After a year of having an on-again, off-again “funny stomach” that I blamed on bad food or bad-for-me food or a passing flu, I woke up one morning with excruciating pain just under my right rib cage.
A few hours later it passed, but I knew I couldn’t blame the episode on bad food or the flu. Within a few weeks I saw several doctors who concluded that my gallbladder was the culprit. Surgery was scheduled, but in the meantime I still had graduate classes, work, and household duties.
It was difficult to keep up with my responsibilities. The pain was so strong sometimes that all I could do was lie still, nibbling on crackers to try to settle my stomach. Additionally, I was relearning what I could and couldn’t eat, which meant I spent a lot of time worrying about what I’d eat at weekly work lunches and how that would affect me. Plus there were all the doctor appointments. I had blood drawn at least once a week for months and saw four different doctors during the ordeal.

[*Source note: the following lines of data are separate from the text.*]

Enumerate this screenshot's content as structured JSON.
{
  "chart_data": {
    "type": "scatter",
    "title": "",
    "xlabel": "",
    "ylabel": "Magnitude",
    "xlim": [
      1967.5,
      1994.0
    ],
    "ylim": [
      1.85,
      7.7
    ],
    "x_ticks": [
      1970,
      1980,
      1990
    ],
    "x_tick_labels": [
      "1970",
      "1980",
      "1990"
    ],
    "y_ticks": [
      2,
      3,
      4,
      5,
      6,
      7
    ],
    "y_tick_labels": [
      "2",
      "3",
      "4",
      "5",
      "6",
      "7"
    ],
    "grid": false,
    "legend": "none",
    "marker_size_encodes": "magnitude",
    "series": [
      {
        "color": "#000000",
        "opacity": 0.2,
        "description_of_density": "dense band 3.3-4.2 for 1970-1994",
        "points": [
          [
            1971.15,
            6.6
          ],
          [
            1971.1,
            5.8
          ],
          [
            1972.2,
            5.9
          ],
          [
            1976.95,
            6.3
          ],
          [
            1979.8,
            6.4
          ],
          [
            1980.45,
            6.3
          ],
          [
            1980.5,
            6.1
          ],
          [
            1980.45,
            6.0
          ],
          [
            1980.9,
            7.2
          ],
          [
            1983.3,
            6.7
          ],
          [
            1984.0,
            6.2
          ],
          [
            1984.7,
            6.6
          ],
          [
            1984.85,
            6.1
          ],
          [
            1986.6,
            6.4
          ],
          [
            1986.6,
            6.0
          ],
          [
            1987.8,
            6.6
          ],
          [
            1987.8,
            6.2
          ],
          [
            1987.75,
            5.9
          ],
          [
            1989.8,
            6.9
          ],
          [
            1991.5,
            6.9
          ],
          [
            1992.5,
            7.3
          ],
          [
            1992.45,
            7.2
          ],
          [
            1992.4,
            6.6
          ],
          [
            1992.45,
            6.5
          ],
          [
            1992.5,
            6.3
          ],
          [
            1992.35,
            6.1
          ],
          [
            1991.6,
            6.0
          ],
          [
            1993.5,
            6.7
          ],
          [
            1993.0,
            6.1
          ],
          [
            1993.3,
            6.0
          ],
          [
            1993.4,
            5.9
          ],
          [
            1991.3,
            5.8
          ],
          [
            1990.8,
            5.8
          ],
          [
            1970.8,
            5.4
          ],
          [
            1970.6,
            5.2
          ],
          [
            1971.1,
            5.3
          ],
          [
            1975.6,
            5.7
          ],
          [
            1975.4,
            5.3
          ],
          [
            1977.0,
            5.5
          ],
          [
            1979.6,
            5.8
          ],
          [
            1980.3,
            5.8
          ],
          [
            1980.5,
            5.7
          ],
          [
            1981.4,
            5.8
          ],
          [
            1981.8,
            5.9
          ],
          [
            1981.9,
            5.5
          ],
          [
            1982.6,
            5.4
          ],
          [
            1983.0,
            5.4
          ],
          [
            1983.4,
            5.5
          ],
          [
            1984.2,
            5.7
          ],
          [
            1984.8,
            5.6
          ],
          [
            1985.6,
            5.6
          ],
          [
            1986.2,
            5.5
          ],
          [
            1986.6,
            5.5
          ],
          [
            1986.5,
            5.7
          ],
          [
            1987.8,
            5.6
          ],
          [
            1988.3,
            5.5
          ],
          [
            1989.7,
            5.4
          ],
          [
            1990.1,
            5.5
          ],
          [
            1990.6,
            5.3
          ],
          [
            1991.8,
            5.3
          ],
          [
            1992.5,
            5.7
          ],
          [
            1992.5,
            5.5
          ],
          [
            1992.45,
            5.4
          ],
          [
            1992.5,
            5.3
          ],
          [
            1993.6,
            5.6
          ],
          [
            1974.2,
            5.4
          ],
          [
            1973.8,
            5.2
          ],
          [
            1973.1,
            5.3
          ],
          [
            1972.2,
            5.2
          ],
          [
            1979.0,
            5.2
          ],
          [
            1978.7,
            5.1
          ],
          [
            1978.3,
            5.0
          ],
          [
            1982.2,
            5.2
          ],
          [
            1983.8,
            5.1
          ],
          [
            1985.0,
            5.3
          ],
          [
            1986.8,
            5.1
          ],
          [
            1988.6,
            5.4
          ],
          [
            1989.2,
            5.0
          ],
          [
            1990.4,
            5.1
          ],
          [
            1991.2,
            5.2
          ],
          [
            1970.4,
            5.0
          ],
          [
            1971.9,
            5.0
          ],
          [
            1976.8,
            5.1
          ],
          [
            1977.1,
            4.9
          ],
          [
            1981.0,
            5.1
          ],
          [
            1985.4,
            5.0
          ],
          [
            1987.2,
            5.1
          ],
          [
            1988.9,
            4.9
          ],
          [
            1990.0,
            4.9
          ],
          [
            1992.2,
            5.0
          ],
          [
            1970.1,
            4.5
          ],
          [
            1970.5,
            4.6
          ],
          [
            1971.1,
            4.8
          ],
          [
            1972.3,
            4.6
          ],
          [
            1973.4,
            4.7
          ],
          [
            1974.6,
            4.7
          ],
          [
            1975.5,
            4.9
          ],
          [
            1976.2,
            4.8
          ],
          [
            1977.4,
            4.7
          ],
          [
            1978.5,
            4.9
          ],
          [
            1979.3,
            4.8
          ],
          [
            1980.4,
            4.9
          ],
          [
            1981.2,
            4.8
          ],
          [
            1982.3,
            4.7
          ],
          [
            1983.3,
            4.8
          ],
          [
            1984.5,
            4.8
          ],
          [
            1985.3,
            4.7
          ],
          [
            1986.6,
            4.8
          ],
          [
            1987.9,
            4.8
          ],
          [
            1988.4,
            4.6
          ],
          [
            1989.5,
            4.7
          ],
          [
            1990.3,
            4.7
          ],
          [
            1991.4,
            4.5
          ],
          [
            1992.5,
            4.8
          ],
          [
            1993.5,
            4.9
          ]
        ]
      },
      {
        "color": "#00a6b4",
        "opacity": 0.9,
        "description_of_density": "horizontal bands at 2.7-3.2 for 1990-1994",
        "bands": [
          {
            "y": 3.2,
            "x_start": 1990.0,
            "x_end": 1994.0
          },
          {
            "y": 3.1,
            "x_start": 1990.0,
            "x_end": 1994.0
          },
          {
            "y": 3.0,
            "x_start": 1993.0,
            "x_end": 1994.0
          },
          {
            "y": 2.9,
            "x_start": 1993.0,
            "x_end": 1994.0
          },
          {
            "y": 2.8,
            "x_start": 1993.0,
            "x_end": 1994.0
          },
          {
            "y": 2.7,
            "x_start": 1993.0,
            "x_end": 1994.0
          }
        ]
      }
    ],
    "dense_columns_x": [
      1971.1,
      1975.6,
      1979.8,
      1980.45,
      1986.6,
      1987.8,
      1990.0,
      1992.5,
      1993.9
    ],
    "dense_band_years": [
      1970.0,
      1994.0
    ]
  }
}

One professor showed me endless grace that semester. I missed several classes, couldn’t help out with a group presentation, and was behind on a few assignments. Each time, though, she assured me that whatever I could do would be enough. I couldn’t help but feel guilty.
After surgery, friends and family helped out. One person stayed with me while my husband, Jim, refilled my pain medication. Another brought magazines and some post-surgery food. Some friends brought food from a local BBQ restaurant for Jim to eat so he didn’t have to share my bland meals. Despite their generosity, all I could focus on was how terrible I looked in front of guests.
Jim helped the most post-surgery, and he seemed happy to do so. I quickly learned how unwilling I was to accept his help, though. The night I arrived home from surgery, for example, I felt great, so I made some oatmeal and sat to watch TV with Jim. The shows lifted my spirits and reminded me that this nightmare would soon be over.
At 10 p.m., everything changed. I attempted to get out of the chair and realized that I couldn’t. Jim had fallen asleep on the couch next to me. I didn’t want to disturb him, so I carefully tried to wiggle out of the chair, using my arm strength instead of my abdominal muscles. As I stood, I felt a ripping sensation inside. The sharpness took my breath away, and I immediately started to sob. The sobbing, though, shook my stomach, which increased the pain, which made me want to cry even more. I tried to sit back down and discovered I couldn’t do that either.
I stood there, wanting to scream in agony, yet knowing that too would hurt my incision. I managed to make enough noise to wake my husband. Startled by the terror in my eyes, he quickly got up, walked me slowly to bed, and supported me as I lay down. He propped up my head and shoulders with pillows, got me more pain medication and cold water to sip, and sat with me while I regained composure. For the next five days, Jim had to help me sit up and lie down. He brought me food, entertained me with games, and distracted me when I felt nauseated or in pain.
You’d think I would be grateful, that I’d accept his help more than willingly. Yet just a few days later, I tried to sit up on my own. I felt stronger, and the pain was nearly gone. But then the terrible ripping pain came again, all because I wanted so desperately to be independent.
As I lay there helpless, I had to face the fact that I needed to accept the help Jim and others were giving me. I knew deep down this was a pride issue. I didn’t want to need anyone. I wanted to be independent, to prove my worth, to contribute. I hated having to depend on others so much. I sent up a prayer, Why do I keep doing this, God? Why am I so eager to prove myself? I determined to be better at accepting my husband’s help. But it was still a slow process.
Shortly after returning to classes, my grace-filled professor gave us an assignment: keep a journal of grace-sightings that week, times when people showed us grace, or when we were able to show others grace. In her wisdom, she stated that showing others grace was an opportunity to bless someone, and accepting grace was an opportunity to allow someone else to be a blessing. That shift in perspective was exactly what I needed.
I began to see grace differently, and I was more willing to accept grace from others, knowing that I was allowing them to be a blessing. Even, perhaps, allowing God to work through them to bless and provide for me. I became less obsessed with proving my worth, and more comfortable resting in the worth that God has already bestowed on me. Although I still fight it sometimes, I’m learning to accept grace from others more and more. The true gift of grace is to know that we are full of worth, regardless of what we do (or don’t do), and to be freed from the never-ending treadmill of trying to prove ourselves.
How well do you accept grace from others? Are there times when it’s easier or more difficult?